11 Şubat 2009 Çarşamba

Genç Atsız Olmak

Üzerimize aldığımız vazifeyi en iyi şekilde izah eden adımız olsa gerektir. Çünkü birer Atsız olmak hepimiz için en yüksek şereflerdendir.
Atsız Olmak Ne Demek?

Atsız, başkaldırı demektir; bozulmuş düzene kafa tutmak demektir. Tarihin derinliklerinden gelen bir milli  şuur ışığıdır Atsız. Tüm körelmiş beyinlere, soysuzlaşmış nesillere Türklük aşısıdır Atsız.

Atsız olmak bağımsızlıktır, bozkırlarda özgürcesine at koşturmaktır. Yalakalık ve ikiyüzlülüğe karşı durmaktır. Karakteri sapasağlam olmak, sorumluluğunu bilmektir. Eğilmemek, bükülmemektir.

Atsız olmak kan kusan Doğu Türkeli'ni unutmamaktır. Kerkük'ü, Karabağ'ı, Kırım'ı ve İran Türklerini unutturmamaktır.

İşte bizler bu ruhu Nihal Atsız'da gördük. Bu yüzden Atsız bizlere bayraktır ve birer Genç Atsız olabilmek de bizim için onurdur.

Atsız'ın ruhu Türk gençliğine aşılanırsa yeniden eski güzel günlerimize dönmekte gecikmeyeceğimizin altını çiziyoruz. Çünkü bağımsızlık, hürriyet ve hakimiyet bizim ırkımızın damarlarında gizlidir.


Burkay Kılavuz

1 Ocak 2009 Perşembe

Büyümek İstemeliyiz

Mustafa Kemal Atatürk’ün uçmağa varışından sonra memleket adeta içine kapandırılmış, gelişmesi, büyümesi suçmuş gibi Türk insanının beyninde bir fikir oluşturulmuştur. Hatta ülkemiz dışındaki Türkleri düşünmek sınır komşularımızı, diğer ticari ilişkiler bulunan ülkeleri gücendirir diye lafını etmek bile suç hale getirilmiştir. 
Memleketin hali böyle iken Nihal Atsız “Büyümek istemeyen milletler küçülmeye mahkûmdur.” demiştir.
Günümüzde vatanın bölünmez bütünlüğünden bahsedenler bu sözü hiç hesaba katmamışlardır. Büyümek isteyen bir milletin, ülkenin bölünmez bütünlüğünden bahsedilmez. Çünkü içindeki sorunları aşmış bir memlekette bu tür sorunlar olmaz ya da olsa da devletin iradesi altında ezilirler. 

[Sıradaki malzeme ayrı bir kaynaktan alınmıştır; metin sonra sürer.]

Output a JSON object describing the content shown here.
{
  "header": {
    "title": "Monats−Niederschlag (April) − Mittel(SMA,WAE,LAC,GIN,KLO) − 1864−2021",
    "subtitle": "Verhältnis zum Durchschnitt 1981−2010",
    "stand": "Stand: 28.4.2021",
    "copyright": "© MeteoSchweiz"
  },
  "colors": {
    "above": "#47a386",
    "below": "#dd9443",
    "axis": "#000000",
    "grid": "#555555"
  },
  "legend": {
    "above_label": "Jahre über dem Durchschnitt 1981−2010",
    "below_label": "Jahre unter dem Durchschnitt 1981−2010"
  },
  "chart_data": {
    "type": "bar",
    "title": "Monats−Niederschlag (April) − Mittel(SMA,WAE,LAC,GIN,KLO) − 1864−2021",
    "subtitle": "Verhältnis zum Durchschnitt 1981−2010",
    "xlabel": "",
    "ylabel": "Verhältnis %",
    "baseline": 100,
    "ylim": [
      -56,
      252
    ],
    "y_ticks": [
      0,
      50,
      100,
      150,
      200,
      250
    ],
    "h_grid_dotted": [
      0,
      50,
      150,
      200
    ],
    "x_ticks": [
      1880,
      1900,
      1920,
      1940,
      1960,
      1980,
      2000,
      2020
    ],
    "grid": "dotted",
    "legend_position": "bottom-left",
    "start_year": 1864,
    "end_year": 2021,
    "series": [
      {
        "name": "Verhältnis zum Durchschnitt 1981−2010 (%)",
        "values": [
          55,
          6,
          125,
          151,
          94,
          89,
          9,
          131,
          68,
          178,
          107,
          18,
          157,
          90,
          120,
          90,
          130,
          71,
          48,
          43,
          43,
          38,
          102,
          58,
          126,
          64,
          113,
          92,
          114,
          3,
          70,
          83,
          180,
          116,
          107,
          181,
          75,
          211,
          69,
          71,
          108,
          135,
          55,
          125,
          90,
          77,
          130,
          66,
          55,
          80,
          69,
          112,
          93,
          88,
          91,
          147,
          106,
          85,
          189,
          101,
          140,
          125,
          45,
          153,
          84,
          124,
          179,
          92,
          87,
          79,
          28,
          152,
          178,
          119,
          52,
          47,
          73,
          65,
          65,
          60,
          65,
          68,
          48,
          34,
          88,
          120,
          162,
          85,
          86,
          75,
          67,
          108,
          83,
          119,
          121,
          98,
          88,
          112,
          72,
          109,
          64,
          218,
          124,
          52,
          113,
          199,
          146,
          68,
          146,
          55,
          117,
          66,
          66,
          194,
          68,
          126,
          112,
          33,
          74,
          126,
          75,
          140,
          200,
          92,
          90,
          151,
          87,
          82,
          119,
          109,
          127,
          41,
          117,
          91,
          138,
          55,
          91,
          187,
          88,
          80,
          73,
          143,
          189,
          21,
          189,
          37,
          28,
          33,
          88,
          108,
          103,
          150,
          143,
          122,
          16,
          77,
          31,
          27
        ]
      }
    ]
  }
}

Büyük Hun İmparatoru Atilla: “Eğer sınırlarınızda sorun varsa, bunu gidermenin tek yolu genişletmektir.” demiştir. Oysa bizim memlekette bilinçli olarak insanımıza “ne büyümesi, kimse bize karışmasın kendi yağımızda kavrulalım” fikri beyinlerine sokulmuştur. Hal böyle olunca memlekette en ufak bir sorunda ülkenin bölünmesi akla gelmiştir. 

Bu gün Türkiye, bağımsızlığına kavuşan Türk Cumhuriyetleri ile bir Türk Birliği kurmak amacını gütse idi bu ülkenin büyümesi gerektiği ve de topraklarından hiçbir yabancıya bir çakıl taşı bile verilmeyeceği gerçeğini hem kendi insanına hem de bütün dünyaya iletmiş olurdu. Böyle bir mesajdan sonrada memleketin şu yönünün sorunu, bu yönünün sorunu gibi keneler ortaya çıkmazdı.

İşinin uzmanı gibi gösterilen ağzı laf yapan büyükler Türkiye’nin büyümesinden biran olsun bahsetmemişlerdir. Oysa Atatürk'ün Lozan Antlaşmasından dokuz yıl sonra (1933) 

General Mac Arthur'a söylediği "Allah nasip eder, ömrüm vefa ederse Musul, Kerkük ve Adaları geri alacağım. Selanik de dâhil Batı Trakya’yı TÜRKİYE hudutları içerisine katacağım” sözlerini öğüt bilip amaç edinse idik Yunanistan ile olan sorunumuz, Musul Kerkük meselemiz olmazdı bugün. Kendilerini ülkenin durumunu iyi yorumlayan olarak görenler bu gerçeği göz ardı etmekten kaçınmamışlardır. 

Şunu iyi anlamalıyız ki bizim olmayan sınırımızın ötesindeki her toprak parçası sorun çıkaracaktır. Bu mesele anlaşmalarla çözülmez. Çünkü anlaşmalara en çok bağlı kalan millet olarak bizler zararını çekmekteyiz.